A porta se abriu silenciosamente e Sara entrou. Ela olhou para a cena — Emanuel um pouco pálido, Eduarda com os olhos brilhantes e o cheiro de sangue fresco no ar. Ela não ficou com ciúmes; ela entendeu a magnitude do sacrifício e do vínculo que acabara de ser selado.

— Bem — disse Sara, caminhando até a cama e sentando-se do outro lado de Eduarda. — Parece que a bonequinha agora tem um pouco de ferocidade nas veias. Como se sente, Duda?

Eduarda olhou para Sara e, pela primeira vez, não desviou o olhar com timidez. Ela deu um sorriso pequeno e confiante.

— Sinto que posso enfrentar o mundo.

Sara riu, uma risada aberta e vibrante.

— Ótimo. Porque se você vai morar com um Alfa e uma Beta, vai precisar de cada gota dessa energia.

Emanuel olhou para as duas mulheres em sua vida. Sara, a loba que era seu braço direito, sua força administrativa e sua paixão carnal.
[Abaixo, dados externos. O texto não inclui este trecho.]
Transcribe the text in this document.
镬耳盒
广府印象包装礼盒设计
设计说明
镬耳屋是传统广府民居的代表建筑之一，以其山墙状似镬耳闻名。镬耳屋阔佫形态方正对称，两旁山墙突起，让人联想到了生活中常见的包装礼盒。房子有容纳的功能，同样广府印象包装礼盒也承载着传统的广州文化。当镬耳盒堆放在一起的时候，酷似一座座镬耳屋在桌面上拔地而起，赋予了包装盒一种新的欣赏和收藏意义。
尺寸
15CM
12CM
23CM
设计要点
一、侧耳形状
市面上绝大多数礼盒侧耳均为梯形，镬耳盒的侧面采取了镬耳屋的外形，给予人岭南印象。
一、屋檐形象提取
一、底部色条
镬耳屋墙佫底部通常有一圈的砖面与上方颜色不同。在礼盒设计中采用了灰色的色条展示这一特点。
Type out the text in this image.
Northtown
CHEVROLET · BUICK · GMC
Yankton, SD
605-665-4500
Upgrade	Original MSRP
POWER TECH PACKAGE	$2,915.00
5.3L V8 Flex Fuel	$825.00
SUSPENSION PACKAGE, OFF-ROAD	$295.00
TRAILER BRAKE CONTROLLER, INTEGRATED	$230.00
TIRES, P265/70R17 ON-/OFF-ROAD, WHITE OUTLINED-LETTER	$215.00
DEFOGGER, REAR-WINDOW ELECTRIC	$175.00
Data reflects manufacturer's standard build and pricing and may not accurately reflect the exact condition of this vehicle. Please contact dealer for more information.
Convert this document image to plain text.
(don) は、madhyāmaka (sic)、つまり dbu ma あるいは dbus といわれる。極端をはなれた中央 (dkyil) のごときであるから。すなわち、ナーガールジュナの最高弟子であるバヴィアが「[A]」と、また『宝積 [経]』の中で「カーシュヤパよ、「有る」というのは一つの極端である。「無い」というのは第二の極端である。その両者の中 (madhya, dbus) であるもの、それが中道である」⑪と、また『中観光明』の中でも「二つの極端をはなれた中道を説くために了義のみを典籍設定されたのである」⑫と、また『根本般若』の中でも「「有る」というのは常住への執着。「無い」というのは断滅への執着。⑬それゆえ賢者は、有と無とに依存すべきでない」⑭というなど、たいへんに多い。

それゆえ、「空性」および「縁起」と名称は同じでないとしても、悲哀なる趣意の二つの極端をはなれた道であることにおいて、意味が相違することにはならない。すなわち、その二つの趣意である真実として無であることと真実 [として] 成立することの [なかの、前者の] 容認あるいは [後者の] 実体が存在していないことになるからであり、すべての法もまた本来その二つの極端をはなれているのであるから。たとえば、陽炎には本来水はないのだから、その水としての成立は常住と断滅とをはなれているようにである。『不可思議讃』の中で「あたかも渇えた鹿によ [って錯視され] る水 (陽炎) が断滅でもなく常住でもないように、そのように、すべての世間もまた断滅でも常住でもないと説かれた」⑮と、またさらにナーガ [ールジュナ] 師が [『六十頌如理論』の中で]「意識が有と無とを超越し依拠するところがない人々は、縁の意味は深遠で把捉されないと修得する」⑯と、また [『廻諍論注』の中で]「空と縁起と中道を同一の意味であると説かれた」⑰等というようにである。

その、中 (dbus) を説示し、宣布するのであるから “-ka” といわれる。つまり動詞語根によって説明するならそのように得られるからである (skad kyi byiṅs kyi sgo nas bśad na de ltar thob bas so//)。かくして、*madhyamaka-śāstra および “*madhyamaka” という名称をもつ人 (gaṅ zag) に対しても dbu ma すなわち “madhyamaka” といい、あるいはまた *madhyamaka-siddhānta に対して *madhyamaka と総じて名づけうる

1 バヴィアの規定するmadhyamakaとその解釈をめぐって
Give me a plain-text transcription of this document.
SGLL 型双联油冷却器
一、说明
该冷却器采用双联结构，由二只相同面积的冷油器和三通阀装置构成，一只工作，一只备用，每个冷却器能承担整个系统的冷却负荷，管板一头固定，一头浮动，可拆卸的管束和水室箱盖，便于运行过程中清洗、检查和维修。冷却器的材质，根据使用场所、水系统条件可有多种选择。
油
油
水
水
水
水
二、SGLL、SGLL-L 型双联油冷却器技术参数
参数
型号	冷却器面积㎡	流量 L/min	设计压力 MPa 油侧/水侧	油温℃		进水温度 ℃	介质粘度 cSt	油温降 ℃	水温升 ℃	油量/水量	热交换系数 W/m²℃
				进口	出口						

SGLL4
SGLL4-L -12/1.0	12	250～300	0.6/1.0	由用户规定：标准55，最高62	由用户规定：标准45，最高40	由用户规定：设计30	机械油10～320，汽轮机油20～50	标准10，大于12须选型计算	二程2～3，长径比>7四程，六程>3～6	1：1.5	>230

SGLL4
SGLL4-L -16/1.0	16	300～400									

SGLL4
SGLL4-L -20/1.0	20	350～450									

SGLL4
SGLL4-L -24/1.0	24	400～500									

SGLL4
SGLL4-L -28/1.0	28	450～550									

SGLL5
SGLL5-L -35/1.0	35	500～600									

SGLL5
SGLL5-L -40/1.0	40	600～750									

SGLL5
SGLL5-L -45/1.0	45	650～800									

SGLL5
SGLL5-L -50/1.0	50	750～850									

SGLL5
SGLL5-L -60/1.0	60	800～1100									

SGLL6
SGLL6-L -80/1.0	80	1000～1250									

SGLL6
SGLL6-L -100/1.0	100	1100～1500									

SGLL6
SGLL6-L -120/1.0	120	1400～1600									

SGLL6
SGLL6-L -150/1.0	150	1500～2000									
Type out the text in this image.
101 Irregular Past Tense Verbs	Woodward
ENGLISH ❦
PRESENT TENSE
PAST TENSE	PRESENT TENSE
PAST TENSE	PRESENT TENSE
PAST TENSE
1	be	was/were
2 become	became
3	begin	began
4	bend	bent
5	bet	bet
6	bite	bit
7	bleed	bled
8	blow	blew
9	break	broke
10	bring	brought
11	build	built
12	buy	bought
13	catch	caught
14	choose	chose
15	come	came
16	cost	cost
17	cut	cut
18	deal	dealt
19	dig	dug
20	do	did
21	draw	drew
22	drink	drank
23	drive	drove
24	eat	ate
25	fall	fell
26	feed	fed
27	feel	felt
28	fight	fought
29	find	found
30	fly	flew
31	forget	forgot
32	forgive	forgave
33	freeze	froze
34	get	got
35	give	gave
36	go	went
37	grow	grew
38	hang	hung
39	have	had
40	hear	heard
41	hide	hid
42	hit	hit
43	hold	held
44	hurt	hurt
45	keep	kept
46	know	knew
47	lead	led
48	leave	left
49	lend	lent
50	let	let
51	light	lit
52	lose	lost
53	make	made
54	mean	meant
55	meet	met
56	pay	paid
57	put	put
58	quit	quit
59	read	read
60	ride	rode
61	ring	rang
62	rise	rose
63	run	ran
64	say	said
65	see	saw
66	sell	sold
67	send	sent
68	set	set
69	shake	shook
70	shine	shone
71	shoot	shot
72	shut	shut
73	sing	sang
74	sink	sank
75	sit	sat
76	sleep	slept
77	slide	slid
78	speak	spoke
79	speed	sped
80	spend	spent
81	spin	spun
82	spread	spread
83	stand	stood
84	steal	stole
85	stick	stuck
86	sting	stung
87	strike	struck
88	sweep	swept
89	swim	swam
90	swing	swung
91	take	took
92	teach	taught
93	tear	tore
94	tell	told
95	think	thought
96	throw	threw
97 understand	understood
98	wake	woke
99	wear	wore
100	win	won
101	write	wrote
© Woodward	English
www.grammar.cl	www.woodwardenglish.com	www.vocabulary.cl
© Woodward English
Eduarda, a vampira que era seu coração, sua doçura e agora, literalmente, parte de seu sangue.

O conflito que ele temia — a dificuldade de manter as duas — parecia estar se transformando em algo novo. Elas estavam começando a se entender, a criar um ecossistema próprio em torno dele.

— Agora — disse Emanuel, levantando-se com um pouco de esforço — eu preciso de um bife enorme e talvez algumas horas de sono. Sara, cuide dela.

— Com prazer — Sara respondeu, puxando Eduarda para um abraço de lado. — Vou ensinar a ela como o sangue de lobo pode ser viciante.

Eduarda corou, voltando à sua timidez habitual, mas não se afastou de Sara. Ela se sentia protegida por ambos, cada um à sua maneira.

Emanuel saiu do quarto, sentindo o pescoço latejar onde as presas de Eduarda o tocaram. Ele sabia que aquele ato mudaria tudo. O cheiro dele em Eduarda seria permanente agora; qualquer outro predador saberia que ela pertencia ao Alfa de forma irrevogável.

Ele caminhou até o escritório, sentando-se em sua cadeira de couro. Ele pegou o telefone e discou para o fornecedor de sangue novamente.

— Não precisa mais se apressar com a entrega — Emanuel disse, sua voz agora fria e perigosa como gelo. — Mas saiba disso: se houver outro erro, eu não vou apenas cancelar o contrato. Eu vou pessoalmente até aí e garanto que você nunca mais sinta fome. Entendido?

Ele desligou sem esperar resposta.

Emanuel olhou para as próprias mãos. Ele era um homem de posses, um artista da pele, um líder de alcateia. Ele queria o mundo e ele o tinha, em toda a sua complexidade loira e morena, forte e frágil.

Ele sabia que haveria desafios. A alcateia poderia questionar sua ligação sanguínea com uma vampira. Outros clãs de vampiros poderiam ver Eduarda como uma traidora. Mas, enquanto ele sentisse o calor de Sara e a doçura de Eduarda sob seu teto, Emanuel estava disposto a queimar o mundo para manter as duas exatamente onde pertenciam: ao seu lado.

Ele fechou os olhos por um momento, deixando o cansaço ser substituído pela satisfação. O Alfa tinha provido. O Alfa tinha protegido. E, no processo, ele tinha criado um laço que nem o tempo, nem a fome, nem a morte poderiam quebrar.